Following the reconstruction of the model trained on HC_1 (mean age: 69.01) onto the younger PPMI cohort (mean age: HC 61.75; PD 61.88), we implemented a linear adjustment to the factor weights (Supplementary Material 2)³¹. Two-sample t-tests and χ² tests were used to examine group differences in basic demographic variables. To assess significant differences in factor values across time points, this study performed post-hoc pairwise comparisons for each factor using LMM:

$${H}_{{ijt}}={\beta }_{0}+{\beta }_{1}\cdot {tim}{e}_{1}+{\beta }_{2}\cdot {tim}{e}_{2}+{\beta }_{3}\cdot {age}+{\beta }_{4}\cdot {sex}+{\beta }_{5}\cdot {education}+{\beta }_{6}\cdot {TIV}+{\beta }_{7}\cdot {{site}}_{1}+{\beta }_{8}\cdot {{site}}_{2}+{u}_{i}+{\epsilon }_{{ij}}$$

(7)

In the formula, H_ijt represents the projected weight of the j-th factor for subject i at time t.
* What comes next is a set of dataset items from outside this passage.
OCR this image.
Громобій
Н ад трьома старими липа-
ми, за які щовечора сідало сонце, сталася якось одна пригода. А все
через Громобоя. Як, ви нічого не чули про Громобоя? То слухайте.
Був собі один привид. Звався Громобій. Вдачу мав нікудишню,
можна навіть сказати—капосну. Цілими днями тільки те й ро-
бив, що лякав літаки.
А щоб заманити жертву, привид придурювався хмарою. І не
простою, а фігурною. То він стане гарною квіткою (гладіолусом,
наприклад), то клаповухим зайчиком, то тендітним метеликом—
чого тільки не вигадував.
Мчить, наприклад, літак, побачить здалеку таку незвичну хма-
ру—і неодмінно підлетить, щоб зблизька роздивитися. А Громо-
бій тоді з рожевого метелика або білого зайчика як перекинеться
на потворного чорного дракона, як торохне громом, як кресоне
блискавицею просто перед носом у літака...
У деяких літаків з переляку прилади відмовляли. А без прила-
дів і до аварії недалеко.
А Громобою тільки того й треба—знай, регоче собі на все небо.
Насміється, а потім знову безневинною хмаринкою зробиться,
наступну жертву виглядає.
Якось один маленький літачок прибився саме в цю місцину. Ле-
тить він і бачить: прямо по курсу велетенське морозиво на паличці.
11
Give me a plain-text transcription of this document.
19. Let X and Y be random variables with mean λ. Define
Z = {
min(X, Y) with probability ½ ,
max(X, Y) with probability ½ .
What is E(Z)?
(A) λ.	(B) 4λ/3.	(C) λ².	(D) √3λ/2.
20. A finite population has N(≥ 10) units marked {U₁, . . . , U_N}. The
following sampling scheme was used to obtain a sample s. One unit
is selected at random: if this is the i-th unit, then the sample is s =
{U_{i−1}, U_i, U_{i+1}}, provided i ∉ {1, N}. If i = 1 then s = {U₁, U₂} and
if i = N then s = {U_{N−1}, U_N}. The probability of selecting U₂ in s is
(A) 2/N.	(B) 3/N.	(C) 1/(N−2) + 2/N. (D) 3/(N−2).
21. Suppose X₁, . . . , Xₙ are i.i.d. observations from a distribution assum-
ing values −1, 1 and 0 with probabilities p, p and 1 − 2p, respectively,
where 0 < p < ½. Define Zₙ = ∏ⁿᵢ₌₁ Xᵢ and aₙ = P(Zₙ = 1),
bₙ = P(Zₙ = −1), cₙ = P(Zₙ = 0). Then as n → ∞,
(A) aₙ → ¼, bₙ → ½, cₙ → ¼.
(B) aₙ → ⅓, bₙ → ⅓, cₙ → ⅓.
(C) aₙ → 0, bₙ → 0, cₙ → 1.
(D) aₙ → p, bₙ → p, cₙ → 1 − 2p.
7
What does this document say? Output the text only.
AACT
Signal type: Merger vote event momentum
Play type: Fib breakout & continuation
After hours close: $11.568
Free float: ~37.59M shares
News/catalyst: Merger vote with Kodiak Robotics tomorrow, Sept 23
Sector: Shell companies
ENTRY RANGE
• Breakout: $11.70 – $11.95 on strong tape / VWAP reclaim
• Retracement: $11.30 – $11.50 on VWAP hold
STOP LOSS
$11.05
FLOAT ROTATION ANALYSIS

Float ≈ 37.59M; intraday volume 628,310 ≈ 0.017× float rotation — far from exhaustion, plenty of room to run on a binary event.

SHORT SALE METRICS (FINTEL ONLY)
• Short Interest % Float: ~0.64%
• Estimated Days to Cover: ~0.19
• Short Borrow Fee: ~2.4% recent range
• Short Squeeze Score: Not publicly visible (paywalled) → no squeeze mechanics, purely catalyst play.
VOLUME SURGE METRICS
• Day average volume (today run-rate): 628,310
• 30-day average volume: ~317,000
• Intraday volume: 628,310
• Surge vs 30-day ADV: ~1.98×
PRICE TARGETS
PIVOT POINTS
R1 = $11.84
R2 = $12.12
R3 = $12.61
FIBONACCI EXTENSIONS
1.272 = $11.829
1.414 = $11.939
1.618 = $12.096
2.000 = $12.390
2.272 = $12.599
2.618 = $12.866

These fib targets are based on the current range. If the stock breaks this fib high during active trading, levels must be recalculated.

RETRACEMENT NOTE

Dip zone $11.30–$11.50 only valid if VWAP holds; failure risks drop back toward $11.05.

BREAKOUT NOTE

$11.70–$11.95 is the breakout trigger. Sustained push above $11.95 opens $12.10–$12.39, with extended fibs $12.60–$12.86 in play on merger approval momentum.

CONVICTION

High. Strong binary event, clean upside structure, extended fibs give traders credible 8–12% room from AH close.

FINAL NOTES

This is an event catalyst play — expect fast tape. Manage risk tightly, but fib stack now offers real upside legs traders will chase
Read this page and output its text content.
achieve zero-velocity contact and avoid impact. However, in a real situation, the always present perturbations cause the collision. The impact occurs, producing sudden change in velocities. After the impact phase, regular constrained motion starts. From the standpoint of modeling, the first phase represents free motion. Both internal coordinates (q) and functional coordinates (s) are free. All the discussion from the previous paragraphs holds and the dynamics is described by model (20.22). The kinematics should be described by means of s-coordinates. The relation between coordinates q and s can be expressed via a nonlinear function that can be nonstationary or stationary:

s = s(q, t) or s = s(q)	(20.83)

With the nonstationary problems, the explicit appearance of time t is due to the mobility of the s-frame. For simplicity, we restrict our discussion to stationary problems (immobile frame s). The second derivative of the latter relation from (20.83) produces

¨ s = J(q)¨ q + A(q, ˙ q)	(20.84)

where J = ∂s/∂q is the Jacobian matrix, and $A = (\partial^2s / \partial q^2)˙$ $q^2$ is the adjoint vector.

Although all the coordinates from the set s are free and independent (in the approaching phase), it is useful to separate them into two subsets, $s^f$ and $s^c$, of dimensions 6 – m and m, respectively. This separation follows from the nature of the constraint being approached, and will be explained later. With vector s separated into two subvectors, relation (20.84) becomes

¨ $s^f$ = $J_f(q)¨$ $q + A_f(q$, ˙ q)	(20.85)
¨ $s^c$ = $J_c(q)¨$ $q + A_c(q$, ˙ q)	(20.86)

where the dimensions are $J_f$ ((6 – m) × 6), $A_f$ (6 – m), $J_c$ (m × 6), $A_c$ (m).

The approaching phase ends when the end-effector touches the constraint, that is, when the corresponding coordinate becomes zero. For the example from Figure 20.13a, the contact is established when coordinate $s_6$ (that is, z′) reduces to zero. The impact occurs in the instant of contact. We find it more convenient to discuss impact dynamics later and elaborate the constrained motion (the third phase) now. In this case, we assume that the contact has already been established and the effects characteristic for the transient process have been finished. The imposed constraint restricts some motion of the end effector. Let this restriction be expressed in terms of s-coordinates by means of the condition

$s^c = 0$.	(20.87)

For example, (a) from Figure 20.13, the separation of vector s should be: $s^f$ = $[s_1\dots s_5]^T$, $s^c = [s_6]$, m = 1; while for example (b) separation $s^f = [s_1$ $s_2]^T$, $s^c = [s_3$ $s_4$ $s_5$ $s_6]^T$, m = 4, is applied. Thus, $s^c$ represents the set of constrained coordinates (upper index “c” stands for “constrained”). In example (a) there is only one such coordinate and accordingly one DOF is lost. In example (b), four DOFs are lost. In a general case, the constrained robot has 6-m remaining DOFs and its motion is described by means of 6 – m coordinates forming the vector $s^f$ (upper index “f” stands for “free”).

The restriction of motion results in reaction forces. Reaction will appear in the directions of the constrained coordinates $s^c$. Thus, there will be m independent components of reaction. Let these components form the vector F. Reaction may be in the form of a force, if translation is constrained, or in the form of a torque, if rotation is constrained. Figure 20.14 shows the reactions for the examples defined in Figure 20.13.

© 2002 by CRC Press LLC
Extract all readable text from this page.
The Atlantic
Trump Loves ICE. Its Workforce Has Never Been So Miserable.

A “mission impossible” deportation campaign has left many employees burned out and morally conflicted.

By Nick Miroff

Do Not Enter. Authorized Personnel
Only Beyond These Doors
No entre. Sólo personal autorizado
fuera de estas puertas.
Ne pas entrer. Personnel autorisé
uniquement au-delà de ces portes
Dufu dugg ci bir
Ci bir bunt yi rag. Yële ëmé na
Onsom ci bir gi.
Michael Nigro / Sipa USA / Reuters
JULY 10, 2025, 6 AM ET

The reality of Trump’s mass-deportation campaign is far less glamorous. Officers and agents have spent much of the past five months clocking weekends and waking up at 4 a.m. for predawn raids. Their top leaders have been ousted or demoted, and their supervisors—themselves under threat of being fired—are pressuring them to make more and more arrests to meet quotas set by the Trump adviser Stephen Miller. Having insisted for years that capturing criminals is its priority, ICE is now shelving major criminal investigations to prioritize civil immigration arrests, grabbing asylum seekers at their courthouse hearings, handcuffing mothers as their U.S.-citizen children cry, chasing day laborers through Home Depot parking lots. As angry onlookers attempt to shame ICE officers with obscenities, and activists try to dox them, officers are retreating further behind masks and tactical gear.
Age, education, and total intracranial volume (TIV) were normalized. u_i and ϵ_ij are the random intercept and error, respectively, and are subject to a normal distribution. The new models appropriately account for within-subject correlations through random intercepts while adjusting for key covariates, including age, sex, education, and TIV. Least squares means were used to estimate expected factor values at each time point:

$$\hat{{\mu }_{t}}=E\left[{H}_{{ijt}}|{time}=t\right]\,{fort}\in \left\{0,1,2\right\}$$

(8)

The Tukey HSD was then used to control for multiple comparisons in the analyses. All analyses were performed in R.